Dat [bedrijf] de bedrijfsvoering wel degelijk heeft veranderd, wordt bevestigd door de overige getuigenverklaringen. [persoon B] merkt hierover op:
“Ook vond [persoon D] [contactpersoon van [bedrijf] / [bedrijf 2] , werkzaam bij [tv-zender] ; toevoeging rechtbank] het product goed en hij vond dat [bedrijf] een waanzinnige verbeterslag had laten zien in de uitvoering van de punten na de eerste uitzending”.
[persoon C] heeft hierover verklaard:
“U vraagt mij of de bedrijfsvoering van [bedrijf 2] / [bedrijf] is aangepast naar aanleiding van de
eerste uitzending van [tv-programma] . Ja, dat hebben we. We hebben een werkgroep opgericht, daarin
zaten [gedaagde] , ik, de heer [persoon D] van [tv-zender] en [persoon F] (achternaam ontschiet mij op dit moment, hij was directeur van [tv-zender 2] ). De werkgroep had ook contact met mr. [persoon E] (hij is zowel advocaat van [bedrijf] als van [tv-zender] ). We kwamen in eerste instantie wekelijks bijeen, later maandelijks en op een gegeven moment hielden de bijeenkomsten op. De werkgroep heeft bepaald dat de scripts aangepast moeten worden. Zo werd er een
precallingevoerd. Dat betekent dat een potentiële klant eerst werd gebeld met de vraag of hij interesse had voordat hij een sales agent sprak. Als die interesse er was, werd er een afspraak ingepland voor een gesprek met de sales agent. Als de klant uiteindelijk besloot om het product af te nemen, werd er een dealmemo opgesteld. Een andere wijziging in de bedrijfsvoering was dat er niet meer gebeld mocht worden naar zzp’ers en vof’s. We werkten met bellijsten die waren gebaseerd op Kamer van Koophandel-informatie. Door de zzp’ers en de vof’s eruit te halen, voorkwamen we dat er werd gebeld naar natuurlijke personen.
(…)
De reden dat de werkgroep op een gegeven moment minder bij elkaar kwam, is dat het aantal klachten afnam en [tv-zender] er vertrouwen in had dat het zo goed ging.”
[persoon D] heeft verklaard:
“Na de eerste uitzending van [tv-programma] is er veel contact geweest tussen [tv-zender] , [bedrijf 3] en [bedrijf 2] / [bedrijf] . Er is toen besproken dat er zaken veranderd moesten worden als wij wilden blijven samenwerken.
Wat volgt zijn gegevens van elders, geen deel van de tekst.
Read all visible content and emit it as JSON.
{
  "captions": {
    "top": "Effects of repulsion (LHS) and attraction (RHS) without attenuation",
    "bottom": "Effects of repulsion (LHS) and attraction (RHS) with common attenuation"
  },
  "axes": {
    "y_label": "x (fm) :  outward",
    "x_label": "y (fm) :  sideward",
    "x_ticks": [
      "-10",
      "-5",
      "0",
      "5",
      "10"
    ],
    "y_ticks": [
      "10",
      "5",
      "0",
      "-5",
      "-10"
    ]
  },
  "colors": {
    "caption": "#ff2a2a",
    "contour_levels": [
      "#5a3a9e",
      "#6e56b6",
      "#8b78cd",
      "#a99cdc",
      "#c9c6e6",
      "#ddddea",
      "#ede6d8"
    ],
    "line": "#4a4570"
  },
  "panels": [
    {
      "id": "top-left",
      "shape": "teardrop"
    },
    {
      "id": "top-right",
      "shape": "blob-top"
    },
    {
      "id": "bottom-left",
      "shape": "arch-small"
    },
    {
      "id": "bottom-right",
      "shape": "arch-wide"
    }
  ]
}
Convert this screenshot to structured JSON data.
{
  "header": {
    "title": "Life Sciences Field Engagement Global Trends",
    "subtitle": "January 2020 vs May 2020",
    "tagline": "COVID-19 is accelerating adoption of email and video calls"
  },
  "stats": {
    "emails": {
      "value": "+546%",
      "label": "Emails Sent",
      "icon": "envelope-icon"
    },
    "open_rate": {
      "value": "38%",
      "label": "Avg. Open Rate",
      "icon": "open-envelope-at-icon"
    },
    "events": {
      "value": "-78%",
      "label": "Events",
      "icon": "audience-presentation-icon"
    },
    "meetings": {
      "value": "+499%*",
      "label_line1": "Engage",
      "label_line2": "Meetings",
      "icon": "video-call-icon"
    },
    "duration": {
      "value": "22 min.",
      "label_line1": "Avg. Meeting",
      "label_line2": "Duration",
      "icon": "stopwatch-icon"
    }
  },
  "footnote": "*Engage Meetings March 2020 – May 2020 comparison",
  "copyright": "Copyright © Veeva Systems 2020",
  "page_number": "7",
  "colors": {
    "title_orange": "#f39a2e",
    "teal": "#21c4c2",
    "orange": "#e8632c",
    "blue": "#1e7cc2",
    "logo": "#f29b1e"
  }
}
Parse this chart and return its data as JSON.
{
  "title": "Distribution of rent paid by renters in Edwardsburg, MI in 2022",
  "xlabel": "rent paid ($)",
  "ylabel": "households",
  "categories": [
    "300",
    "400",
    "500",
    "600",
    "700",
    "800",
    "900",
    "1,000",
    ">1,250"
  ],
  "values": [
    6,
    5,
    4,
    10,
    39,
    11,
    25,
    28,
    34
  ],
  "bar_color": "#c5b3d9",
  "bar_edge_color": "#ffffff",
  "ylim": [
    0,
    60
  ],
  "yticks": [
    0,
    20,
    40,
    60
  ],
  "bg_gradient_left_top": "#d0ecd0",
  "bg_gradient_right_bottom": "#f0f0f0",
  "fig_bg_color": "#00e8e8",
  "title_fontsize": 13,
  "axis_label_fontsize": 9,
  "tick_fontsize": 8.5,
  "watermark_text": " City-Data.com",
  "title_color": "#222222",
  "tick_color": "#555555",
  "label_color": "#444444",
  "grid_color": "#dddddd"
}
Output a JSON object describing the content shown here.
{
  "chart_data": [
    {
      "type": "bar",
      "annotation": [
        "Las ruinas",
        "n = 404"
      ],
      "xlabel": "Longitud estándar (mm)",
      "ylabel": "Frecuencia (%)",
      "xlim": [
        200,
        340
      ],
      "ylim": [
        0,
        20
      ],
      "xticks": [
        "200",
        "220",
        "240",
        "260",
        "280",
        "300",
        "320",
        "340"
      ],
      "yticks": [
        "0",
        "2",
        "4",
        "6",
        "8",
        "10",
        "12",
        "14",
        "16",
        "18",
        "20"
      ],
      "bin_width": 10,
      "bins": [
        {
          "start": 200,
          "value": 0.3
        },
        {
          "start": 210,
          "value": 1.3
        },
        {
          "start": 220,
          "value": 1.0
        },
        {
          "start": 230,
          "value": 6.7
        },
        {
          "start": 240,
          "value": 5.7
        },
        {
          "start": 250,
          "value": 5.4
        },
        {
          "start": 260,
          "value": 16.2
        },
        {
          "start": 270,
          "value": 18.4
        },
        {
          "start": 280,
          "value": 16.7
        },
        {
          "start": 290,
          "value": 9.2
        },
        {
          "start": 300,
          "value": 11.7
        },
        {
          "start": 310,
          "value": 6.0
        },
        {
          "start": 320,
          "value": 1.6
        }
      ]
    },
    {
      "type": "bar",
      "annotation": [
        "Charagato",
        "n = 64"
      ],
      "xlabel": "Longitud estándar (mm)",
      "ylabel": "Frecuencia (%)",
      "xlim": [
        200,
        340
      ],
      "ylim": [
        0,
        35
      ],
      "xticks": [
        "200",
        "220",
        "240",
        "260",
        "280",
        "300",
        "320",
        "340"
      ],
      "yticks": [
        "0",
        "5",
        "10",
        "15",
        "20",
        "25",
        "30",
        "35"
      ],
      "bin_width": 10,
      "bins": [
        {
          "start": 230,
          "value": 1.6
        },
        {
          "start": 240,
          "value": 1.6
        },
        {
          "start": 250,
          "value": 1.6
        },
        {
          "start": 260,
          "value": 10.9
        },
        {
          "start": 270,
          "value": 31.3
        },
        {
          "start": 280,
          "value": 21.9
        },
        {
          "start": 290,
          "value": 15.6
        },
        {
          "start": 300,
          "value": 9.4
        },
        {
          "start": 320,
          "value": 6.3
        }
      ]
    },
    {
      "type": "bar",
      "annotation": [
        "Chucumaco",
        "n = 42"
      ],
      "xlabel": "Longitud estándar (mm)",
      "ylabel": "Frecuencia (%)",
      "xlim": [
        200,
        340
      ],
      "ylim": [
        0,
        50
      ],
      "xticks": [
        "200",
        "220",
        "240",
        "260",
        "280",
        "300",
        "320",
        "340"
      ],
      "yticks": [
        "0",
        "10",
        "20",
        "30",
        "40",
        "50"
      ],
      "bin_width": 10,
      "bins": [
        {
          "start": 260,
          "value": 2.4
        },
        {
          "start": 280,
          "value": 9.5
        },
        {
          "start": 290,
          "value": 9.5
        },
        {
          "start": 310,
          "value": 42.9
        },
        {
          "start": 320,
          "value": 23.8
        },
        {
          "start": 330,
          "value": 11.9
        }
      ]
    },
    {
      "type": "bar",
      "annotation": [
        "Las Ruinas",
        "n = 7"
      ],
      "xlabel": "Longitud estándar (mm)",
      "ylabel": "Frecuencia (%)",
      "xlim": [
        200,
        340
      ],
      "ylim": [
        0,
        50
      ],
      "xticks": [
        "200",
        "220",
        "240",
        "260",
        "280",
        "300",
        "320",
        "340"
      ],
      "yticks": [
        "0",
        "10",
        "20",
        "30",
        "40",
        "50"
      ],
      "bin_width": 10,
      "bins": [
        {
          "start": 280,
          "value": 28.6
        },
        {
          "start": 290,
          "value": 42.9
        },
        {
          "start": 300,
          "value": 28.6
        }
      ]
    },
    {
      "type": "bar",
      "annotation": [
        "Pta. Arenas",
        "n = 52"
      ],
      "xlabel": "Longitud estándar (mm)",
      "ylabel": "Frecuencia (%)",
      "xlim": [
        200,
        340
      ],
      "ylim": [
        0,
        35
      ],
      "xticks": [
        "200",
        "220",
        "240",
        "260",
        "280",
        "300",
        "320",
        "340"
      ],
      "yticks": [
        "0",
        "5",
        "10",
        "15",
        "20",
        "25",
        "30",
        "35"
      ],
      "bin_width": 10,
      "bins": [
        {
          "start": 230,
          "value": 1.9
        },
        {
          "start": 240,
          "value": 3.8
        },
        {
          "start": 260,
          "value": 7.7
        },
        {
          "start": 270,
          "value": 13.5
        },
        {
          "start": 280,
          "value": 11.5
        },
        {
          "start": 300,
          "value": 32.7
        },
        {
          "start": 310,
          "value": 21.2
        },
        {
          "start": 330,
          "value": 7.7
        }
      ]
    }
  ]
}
Bij die gesprekken was ik betrokken. Ik was voor [bedrijf 2] een van de contactpersonen bij [bedrijf 3] / [tv-zender] . In eerste instantie vonden die gesprekken dagelijks plaats, later werd dat minder. Ik weet niet wanneer. Er is een aantal afspraken gemaakt van zaken die anders moesten. Allereerst moesten de verkopers vermijden dat de klanten de indruk hadden dat de verkopers [tv-zender] -medewerkers waren. Daarnaast werden mensen of bedrijven gebeld die wettelijk niet gebeld mochten worden. (…). Verder waren de gesprekken van de verkoopmedewerkers met de klanten kennelijk wat dwingend en dat moest wat vrijblijvender (de klant moest meer ruimte krijgen om nee te zeggen). Om die reden is ook ingevoerd dat er een bedenktijd moest zijn voor de klant.”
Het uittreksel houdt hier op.